Imagine watching two films, each describing in sufficient detail and breadth a future life you might lead,

including everything that you might care about, and deciding which of these two futures you prefer.

So that's one of Stuart Russell's principles, which they don't exactly map onto Asimov's laws, but I think they're an interesting way to sort of frame this conversation.

But again, it strikes me that the sort of dichotomy that we've got, the disconnect we've got here, is how you get from simple principles that we want to abide by, do no evil, you know, don't kill cats or dogs and eat them, to what actually happens as societies evolve, which is you end up with, you know, 47 volumes of tax code to try and specify every single possible outcome of every possible variable in a real-world scenario.

So, you know, how do we square those things when we're thinking about AI and rules that they need to abide by?

Adrian?

Well, first, I think it's very hard to argue with Stuart's principle.

Why would you not want to maximize the realization of human preferences?

Of course, we do want to do that, but there's tremendous devil in the detail there.

First, how do we know what are human preferences?

How are we going to figure that out?

And even if we could figure it out, do we mean

Hannah, your preferences?

Do we mean Adam's preferences?

Do we mean Hannah, your preferences right now for what you want?

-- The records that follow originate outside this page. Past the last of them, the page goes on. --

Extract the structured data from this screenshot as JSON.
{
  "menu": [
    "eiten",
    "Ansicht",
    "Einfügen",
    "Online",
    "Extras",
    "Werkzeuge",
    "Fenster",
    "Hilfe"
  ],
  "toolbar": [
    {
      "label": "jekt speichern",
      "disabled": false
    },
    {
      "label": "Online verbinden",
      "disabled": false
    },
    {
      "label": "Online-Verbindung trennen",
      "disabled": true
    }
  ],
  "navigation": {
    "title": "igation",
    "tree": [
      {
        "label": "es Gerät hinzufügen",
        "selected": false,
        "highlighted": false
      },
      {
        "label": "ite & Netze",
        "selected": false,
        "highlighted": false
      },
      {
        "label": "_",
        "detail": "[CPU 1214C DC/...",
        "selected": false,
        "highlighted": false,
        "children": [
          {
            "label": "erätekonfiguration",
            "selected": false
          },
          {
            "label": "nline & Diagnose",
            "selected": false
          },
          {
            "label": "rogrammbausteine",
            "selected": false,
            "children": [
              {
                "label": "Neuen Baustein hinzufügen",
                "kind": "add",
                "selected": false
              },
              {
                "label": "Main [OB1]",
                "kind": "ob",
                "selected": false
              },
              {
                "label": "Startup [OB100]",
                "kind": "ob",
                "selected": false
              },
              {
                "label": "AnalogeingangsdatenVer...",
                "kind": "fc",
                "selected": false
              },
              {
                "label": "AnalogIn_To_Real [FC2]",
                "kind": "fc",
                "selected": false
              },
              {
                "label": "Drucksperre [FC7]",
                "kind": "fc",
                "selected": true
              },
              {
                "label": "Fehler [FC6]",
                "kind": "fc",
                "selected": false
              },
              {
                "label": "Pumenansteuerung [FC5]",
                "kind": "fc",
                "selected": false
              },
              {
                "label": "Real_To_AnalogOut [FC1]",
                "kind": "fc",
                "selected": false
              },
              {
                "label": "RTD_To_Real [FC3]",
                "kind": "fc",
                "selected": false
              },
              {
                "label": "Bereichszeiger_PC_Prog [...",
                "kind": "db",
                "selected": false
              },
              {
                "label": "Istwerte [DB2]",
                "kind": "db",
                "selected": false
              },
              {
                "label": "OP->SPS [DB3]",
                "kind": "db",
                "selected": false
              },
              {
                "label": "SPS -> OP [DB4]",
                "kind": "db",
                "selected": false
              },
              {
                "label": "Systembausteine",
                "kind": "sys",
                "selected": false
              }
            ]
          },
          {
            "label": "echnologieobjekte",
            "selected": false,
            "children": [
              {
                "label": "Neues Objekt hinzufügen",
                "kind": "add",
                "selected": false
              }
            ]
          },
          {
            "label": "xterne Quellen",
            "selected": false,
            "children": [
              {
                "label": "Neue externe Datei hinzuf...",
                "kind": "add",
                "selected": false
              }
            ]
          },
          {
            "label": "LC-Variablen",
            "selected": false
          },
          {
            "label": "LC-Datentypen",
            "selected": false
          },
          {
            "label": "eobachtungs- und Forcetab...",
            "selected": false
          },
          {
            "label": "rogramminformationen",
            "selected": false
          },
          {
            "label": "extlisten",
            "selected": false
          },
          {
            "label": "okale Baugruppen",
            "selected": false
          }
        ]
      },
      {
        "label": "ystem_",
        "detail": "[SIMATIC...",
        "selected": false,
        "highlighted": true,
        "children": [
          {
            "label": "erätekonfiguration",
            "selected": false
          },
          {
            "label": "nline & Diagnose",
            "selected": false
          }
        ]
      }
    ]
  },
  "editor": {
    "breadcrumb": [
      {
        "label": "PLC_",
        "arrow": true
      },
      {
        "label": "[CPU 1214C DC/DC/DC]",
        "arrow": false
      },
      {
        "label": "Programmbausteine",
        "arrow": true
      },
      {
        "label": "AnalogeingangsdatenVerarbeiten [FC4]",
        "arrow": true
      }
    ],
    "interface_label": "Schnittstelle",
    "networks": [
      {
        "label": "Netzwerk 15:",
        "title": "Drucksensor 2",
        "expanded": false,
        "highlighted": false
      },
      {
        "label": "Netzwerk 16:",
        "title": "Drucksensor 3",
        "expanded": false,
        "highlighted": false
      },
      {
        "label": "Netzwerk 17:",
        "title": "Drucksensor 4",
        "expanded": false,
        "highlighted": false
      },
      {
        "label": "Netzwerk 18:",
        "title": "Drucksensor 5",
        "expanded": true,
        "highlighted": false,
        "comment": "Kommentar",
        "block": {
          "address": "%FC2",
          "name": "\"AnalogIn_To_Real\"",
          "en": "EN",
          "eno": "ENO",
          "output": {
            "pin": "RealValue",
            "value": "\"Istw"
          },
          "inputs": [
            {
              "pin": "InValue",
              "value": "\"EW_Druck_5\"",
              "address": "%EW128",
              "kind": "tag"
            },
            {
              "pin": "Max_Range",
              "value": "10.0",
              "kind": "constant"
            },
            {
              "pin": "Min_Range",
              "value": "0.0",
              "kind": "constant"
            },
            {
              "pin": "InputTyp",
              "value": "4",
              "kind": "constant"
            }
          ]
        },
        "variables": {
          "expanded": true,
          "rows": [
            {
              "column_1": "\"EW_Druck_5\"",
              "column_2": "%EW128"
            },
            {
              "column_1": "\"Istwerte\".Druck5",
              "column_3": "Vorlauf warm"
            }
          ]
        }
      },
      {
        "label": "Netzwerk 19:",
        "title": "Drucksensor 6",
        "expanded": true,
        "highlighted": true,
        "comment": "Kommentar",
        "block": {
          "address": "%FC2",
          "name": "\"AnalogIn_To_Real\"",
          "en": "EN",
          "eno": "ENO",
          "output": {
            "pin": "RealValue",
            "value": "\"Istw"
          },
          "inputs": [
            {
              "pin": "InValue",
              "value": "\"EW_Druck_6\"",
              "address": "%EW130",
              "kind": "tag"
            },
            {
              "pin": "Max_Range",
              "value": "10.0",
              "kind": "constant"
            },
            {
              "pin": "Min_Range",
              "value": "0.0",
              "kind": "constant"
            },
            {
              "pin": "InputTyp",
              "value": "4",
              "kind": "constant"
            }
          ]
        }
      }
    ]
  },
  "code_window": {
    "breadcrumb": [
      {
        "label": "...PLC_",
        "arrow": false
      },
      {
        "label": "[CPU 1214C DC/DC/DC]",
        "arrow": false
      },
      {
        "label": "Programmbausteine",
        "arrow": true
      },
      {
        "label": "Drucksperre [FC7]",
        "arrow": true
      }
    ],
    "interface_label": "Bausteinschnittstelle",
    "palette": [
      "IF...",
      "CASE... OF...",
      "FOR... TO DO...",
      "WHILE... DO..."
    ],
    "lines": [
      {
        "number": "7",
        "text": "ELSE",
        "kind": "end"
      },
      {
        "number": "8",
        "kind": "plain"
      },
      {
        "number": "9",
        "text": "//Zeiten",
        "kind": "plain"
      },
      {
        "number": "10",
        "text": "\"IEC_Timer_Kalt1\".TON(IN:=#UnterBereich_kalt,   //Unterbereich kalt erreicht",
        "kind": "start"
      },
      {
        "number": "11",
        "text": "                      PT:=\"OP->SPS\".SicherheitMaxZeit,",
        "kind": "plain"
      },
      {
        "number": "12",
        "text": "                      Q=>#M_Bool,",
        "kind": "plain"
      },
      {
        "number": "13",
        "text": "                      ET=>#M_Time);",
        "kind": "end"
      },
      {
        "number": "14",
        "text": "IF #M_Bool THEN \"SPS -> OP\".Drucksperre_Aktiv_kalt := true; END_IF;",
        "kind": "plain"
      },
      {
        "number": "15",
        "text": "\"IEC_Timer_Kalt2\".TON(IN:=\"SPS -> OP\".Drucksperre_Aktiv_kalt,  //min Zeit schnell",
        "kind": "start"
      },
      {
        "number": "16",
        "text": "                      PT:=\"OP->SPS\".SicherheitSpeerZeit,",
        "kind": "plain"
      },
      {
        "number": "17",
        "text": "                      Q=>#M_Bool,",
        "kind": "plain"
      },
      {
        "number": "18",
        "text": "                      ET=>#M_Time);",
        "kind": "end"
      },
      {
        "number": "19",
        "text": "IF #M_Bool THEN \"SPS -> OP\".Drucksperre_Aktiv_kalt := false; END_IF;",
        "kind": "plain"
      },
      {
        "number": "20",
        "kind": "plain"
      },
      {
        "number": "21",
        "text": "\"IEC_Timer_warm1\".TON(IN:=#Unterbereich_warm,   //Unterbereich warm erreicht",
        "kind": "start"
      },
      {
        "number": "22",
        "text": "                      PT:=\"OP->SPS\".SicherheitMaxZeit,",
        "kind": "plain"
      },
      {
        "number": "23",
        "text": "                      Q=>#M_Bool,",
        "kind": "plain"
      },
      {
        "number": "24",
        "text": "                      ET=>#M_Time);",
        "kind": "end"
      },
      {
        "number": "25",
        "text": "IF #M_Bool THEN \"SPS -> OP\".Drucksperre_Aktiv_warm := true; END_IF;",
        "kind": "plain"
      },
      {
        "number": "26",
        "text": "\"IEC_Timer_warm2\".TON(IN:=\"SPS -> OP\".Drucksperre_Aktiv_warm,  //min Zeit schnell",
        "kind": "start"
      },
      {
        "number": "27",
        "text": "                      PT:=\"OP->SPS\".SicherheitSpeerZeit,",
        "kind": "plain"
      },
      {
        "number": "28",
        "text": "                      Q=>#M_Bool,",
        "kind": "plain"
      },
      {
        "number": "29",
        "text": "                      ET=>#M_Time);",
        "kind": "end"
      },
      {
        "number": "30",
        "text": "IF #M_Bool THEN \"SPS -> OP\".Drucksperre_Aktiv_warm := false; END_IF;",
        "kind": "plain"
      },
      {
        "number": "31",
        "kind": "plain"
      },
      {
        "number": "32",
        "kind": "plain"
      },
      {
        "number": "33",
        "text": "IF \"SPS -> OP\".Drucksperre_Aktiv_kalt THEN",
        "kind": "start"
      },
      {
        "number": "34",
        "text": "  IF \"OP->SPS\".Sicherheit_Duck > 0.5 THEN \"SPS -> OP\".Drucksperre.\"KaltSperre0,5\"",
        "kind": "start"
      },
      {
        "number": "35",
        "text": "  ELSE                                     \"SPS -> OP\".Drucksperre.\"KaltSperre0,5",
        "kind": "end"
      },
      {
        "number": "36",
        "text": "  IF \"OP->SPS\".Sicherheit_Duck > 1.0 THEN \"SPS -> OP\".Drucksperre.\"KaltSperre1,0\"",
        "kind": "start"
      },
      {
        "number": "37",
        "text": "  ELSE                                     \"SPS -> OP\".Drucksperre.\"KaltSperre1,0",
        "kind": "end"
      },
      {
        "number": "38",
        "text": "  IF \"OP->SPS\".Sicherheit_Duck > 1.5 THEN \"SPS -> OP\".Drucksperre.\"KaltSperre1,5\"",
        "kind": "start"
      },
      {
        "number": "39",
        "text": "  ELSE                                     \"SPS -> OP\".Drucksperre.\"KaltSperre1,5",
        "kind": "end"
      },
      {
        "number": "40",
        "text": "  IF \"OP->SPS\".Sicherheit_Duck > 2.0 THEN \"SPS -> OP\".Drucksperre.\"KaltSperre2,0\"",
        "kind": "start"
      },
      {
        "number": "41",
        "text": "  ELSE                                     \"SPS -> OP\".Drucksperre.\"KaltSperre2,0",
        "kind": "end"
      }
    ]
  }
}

You know, would you like to eat a cake right now?

Maybe yes, but you know maybe it's not on your long-term good.

How do we deal with the fact that we know your preferences might evolve over time?

How are we going to deal with that?

So it sounds simple.

We should just, of course, work with human preferences, but there's a lot of complicated detail there to figure out.

Well, okay, let's go into some of those questions that you raised there.

How on earth, Brian, can you build an AI that understands how to interpret that?

I would say we're really just at the petty, exhilarating beginning of the process of actually building these systems that can learn general things from human preferences.

So one of my favorite examples, it was a collaboration between DeepMind in London and OpenAI in San Francisco, and they set out to try to determine if they could get a robot to do a backflip.

I don't know that any of us could confidently create a mathematical definition of a backflip.

We have systems that can learn from demonstrations, but most of us, I know I certainly can't demonstrate a backflip, you know, an emotion capture system.

I couldn't do a backflip on a robot using a game controller, but I'd know it when I saw it.

And there's this question of, is that enough?

And so what the team did was they had this robot just wriggling around at random, and then it would show you two video clips of different random writhing, and it would say, which of these is slightly more like whatever that thing is in your head that you want me to do.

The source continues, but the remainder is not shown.